Spokane could come out ahead
Spokane could come out ahead
If the city of Spokane annexes a portion of the West Plains in 2012 as planned, the city could collect about $750,000 more a year in taxes and fees than it pays out for services, a consultant’s report suggests.
Its largest expenses will include police and fire services, said consultant John Ostrowski, who estimated in May what that could cost. But city officials don’t agree with all his estimates and have refused to release some of his figures or his discussion about providing police protection to the area, contending he made some bad assumptions and some mistakes.
Mayor Mary Verner said portions of the report that she decided not to release were preliminary.
In June, Spokane officials released the draft of the West Plains Annexation Report in response to a public records request from The Spokesman-Review. But the city excised some information about police and fire services, even though the report says they’ll generate most of the costs of annexation.

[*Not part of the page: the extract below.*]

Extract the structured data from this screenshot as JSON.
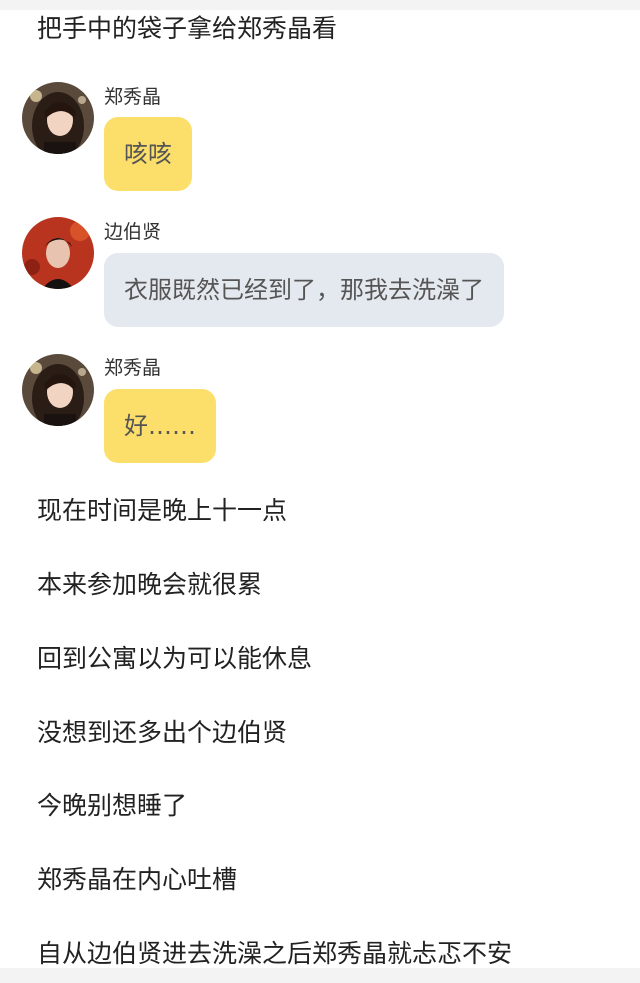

The city has also refused to show those portions to Airway Heights and county officials.
The cost of fire services wasn’t available, Ostrowski wrote in his May draft, because it was still being studied. The city of Spokane and Fire District 10 have an agreement that would result in the city paying the district the amount the district currently receives in taxes in return for the district providing some or all fire protection to the annexed area.
Although the report released by the city deleted those estimated costs, Ostrowski’s estimates can be derived from the remaining figures in a chart of the net financial impacts. It suggests the city would pay District 10 about $500,000 in “mitigation” the first year of annexation and about $750,000 by the eighth year.
But those aren’t the only potential fire costs, because the city’s fire unions could also claim that their personnel are required to provide services if the area is placed in the city’s boundaries.
“I think it’s a very incomplete estimate,” said Gavin Cooley, the city’s chief financial officer.
The costs of police services are discussed at length in Ostrowski’s report, but the city blocked out that section when it released the document. In another portion, the report estimates the city would have to budget $400,000 the first year of annexation, and slightly more than $600,000 by the eighth year, for extra police protection in the area.
City Administrator Ted Danek said the figures are strictly the consultant’s opinion and are subject to change.
“We are going to have to add police officers. The number is still undecided,” Danek said when the report was released.
Taxpayers “absolutely” have the right to see the full report when the city finishes compiling more accurate information, Verner said. The city has not received a final copy of Ostrowski’s report, which it would have to release under the state public records law. But it is processing a request from the newspaper to release separate cost estimates under the public records law.
Staff writer Jonathan Brunt contributed to this report.